The novel, written in 1960 after a graduate fellowship at Stanford University and subsequently published 2 years later, is written by the late Ken Kesey. Kesey himself was no stranger to the rebellious spirit, being an important voice and figure in the counterculture movement. He hosted the famous Acid Tests, which embraced the use of psychedelic drugs and also were the initial platform that launched the career of the legendary Grateful Dead. Kesey was a proud leader of the Merry Pranksters. This is chronicled in another work, Tom Wolfe’s “Electric Kool-Aid Acid Test”. Working night shifts at the Menlo Park Veterans Hospital inspired Kesey to write ‘Cuckoo’s Nest’, later to be adapted for the screen some 15 years later by director Milos Forman.
The production stayed true to the original story, which is narrated throughout by Chief Bromden (Jonathan D. Mesisca), a half Native American whose large physical stature and enormous strength do not reflect his own self-image.
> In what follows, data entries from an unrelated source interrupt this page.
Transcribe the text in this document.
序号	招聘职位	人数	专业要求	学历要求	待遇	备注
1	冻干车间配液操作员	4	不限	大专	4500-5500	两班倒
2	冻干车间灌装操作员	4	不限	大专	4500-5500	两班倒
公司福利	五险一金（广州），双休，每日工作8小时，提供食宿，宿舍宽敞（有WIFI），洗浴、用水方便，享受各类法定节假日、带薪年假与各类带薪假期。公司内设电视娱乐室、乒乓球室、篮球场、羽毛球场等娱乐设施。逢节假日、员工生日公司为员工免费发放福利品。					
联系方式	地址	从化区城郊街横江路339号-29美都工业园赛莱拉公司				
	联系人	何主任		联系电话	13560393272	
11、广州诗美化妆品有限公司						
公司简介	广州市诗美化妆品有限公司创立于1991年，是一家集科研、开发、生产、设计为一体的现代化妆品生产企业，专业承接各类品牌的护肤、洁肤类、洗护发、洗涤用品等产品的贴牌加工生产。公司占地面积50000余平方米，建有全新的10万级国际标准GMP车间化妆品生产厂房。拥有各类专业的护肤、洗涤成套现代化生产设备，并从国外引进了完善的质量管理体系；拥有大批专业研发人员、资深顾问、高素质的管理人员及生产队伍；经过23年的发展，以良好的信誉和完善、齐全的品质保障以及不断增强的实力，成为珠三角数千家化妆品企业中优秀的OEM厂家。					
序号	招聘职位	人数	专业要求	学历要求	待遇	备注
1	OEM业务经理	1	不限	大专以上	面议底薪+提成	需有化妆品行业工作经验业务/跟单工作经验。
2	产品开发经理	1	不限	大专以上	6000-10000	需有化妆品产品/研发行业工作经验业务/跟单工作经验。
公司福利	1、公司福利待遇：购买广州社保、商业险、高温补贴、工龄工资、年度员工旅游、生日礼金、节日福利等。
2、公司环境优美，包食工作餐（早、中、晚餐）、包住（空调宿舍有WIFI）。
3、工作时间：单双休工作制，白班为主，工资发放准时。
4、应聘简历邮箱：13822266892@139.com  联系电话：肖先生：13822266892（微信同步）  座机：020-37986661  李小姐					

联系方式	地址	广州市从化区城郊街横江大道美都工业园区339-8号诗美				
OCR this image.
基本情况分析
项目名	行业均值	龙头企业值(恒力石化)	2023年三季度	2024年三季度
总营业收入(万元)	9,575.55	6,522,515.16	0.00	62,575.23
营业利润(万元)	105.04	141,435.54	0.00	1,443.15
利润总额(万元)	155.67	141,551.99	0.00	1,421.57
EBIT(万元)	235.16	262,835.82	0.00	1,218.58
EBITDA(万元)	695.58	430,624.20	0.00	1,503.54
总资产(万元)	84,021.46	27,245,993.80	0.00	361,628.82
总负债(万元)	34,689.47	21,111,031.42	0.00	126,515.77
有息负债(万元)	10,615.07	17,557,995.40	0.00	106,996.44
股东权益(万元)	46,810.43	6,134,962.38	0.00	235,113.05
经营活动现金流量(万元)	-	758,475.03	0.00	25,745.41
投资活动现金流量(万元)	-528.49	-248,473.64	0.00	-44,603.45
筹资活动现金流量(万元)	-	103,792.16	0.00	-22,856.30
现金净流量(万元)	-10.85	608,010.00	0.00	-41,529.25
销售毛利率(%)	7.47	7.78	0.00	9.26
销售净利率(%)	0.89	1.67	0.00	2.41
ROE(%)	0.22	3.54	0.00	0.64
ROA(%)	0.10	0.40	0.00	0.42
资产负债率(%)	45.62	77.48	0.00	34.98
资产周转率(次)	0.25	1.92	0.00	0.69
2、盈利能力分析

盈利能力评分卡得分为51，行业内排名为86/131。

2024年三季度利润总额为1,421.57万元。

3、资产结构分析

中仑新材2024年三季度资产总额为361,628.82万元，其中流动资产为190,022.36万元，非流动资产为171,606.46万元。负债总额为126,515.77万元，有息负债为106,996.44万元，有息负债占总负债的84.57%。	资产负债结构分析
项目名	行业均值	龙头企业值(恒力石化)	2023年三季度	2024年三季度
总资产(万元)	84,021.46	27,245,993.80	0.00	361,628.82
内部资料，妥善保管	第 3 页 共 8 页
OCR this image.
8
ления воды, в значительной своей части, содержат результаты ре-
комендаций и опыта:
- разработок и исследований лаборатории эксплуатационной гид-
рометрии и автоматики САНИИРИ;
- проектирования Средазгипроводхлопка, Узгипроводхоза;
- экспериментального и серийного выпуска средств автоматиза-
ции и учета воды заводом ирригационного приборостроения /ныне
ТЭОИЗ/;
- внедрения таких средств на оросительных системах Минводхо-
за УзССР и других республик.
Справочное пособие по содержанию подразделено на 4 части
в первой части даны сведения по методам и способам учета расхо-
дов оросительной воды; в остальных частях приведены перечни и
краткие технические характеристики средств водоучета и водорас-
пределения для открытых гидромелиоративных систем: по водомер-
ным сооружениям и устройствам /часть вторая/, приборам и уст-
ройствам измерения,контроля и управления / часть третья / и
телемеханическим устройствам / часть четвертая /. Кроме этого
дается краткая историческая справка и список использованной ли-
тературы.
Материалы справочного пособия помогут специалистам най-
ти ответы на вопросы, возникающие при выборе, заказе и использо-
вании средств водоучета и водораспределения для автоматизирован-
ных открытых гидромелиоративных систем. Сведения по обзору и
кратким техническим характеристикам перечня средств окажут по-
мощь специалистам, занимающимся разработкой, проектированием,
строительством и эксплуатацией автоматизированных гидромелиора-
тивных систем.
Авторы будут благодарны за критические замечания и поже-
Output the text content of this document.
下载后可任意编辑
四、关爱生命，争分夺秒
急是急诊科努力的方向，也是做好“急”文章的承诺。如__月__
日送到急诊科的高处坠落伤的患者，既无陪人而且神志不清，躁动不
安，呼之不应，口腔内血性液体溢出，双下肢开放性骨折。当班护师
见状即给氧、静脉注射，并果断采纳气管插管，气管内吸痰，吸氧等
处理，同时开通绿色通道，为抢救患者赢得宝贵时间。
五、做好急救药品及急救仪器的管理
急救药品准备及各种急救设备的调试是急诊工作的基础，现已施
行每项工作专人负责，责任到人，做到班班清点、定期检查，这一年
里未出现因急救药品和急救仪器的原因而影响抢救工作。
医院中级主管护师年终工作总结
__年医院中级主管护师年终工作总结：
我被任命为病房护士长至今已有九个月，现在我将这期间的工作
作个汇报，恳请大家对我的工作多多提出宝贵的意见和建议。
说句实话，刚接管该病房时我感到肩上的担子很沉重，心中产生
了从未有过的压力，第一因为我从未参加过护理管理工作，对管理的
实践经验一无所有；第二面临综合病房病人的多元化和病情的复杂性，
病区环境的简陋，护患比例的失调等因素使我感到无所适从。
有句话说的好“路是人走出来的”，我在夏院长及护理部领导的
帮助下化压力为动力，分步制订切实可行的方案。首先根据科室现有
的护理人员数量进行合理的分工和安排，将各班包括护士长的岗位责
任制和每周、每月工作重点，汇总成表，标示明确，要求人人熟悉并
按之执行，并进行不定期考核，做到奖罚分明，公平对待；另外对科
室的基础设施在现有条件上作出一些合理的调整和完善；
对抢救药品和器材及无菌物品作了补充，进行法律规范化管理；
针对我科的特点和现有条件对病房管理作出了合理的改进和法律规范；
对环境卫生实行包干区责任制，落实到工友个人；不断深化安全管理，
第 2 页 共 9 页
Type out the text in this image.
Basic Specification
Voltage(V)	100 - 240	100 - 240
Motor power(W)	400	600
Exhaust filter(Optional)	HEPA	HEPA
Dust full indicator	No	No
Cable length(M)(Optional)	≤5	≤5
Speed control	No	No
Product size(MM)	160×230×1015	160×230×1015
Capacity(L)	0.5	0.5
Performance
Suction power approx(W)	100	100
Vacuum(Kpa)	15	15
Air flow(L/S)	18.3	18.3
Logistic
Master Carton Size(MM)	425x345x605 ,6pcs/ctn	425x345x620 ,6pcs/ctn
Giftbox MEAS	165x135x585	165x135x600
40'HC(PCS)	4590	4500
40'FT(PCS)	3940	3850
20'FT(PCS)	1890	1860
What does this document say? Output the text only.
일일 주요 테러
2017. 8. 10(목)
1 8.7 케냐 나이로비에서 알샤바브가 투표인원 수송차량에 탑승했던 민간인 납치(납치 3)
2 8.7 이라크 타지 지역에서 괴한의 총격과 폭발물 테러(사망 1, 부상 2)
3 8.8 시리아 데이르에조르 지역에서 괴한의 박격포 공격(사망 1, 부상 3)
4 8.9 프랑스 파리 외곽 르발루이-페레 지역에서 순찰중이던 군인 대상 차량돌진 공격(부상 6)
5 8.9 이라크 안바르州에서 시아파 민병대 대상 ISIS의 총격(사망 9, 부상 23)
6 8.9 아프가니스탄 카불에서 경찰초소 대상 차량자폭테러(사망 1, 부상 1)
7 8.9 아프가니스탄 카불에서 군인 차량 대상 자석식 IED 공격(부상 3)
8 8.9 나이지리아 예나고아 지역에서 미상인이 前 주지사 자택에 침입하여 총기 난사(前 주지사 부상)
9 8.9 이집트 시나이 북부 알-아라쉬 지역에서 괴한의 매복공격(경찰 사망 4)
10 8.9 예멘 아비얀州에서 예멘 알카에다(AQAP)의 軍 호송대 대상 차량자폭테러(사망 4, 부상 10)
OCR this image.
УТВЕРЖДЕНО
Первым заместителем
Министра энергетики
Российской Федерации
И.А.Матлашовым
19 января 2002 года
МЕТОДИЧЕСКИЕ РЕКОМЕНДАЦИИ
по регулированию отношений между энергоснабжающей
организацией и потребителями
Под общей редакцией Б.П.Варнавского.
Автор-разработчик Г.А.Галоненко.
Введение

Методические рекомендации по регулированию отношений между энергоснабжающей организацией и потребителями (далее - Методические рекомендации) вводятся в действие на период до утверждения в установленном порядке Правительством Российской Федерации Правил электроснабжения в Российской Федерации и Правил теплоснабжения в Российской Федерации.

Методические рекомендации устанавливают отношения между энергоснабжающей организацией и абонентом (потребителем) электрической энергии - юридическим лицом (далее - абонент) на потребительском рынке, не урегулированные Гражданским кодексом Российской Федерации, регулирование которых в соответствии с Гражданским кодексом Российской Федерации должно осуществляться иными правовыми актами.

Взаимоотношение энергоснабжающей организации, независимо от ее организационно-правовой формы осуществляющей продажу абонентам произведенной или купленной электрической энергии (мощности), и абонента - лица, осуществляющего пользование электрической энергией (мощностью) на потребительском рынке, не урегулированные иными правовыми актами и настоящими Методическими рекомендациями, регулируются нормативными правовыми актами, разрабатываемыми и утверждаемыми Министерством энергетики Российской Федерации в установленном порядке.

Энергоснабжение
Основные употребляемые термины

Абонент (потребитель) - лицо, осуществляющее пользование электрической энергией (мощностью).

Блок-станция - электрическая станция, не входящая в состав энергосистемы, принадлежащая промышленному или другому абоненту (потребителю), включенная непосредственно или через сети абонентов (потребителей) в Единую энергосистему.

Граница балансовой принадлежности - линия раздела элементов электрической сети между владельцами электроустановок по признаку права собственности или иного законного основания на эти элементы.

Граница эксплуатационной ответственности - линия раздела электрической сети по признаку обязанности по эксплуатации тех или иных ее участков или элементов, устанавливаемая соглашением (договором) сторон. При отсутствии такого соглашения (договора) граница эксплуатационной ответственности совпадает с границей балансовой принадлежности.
He speaks to his father, in first person narrative about his thoughts on the experience and what feels like endless nights in the institution. Chief Bromden’s perspective shapes the conscience of the story, adding depth and perspective. This is quite interesting, as the character presents himself as being deaf and mute. McMurphy, referred to as “Mac”, fakes his insanity to escape the hard work of prison life. Nurse Mildred Ratched (Sidney Fortner) is perpetually antagonized by McMurphy from the get-go, giving the other patients the comfort to join in. Her subtle shaming, insistence on following the “rules”, threats of electroshock therapy, and overall demeaning undertones prove her to be the true antagonist.
‘Cuckoo’s Nest’ alludes to several themes, coupled with the intimacy of The Gallery Players, allowed for a real experience for the audience member. The cast and crew clearly put much thought and work into this production. I felt like I was on the ward with the other inmates, experiencing what they were experiencing, and feeling what they were feeling. McMurphy may have failed, “But at least I tried” he says, and that said it all. His provocations made us all think outside the box, question what sanity truly is, and have a sense of freedom even behind asylum walls. Chief Bromden, ‘The Chief’, in the end does what McMurphy could not. As he escapes, it leaves you feeling a sense of relief and freedom as you say the lines “…one flew east, one flew west, One flew over the cuckoo’s nest”.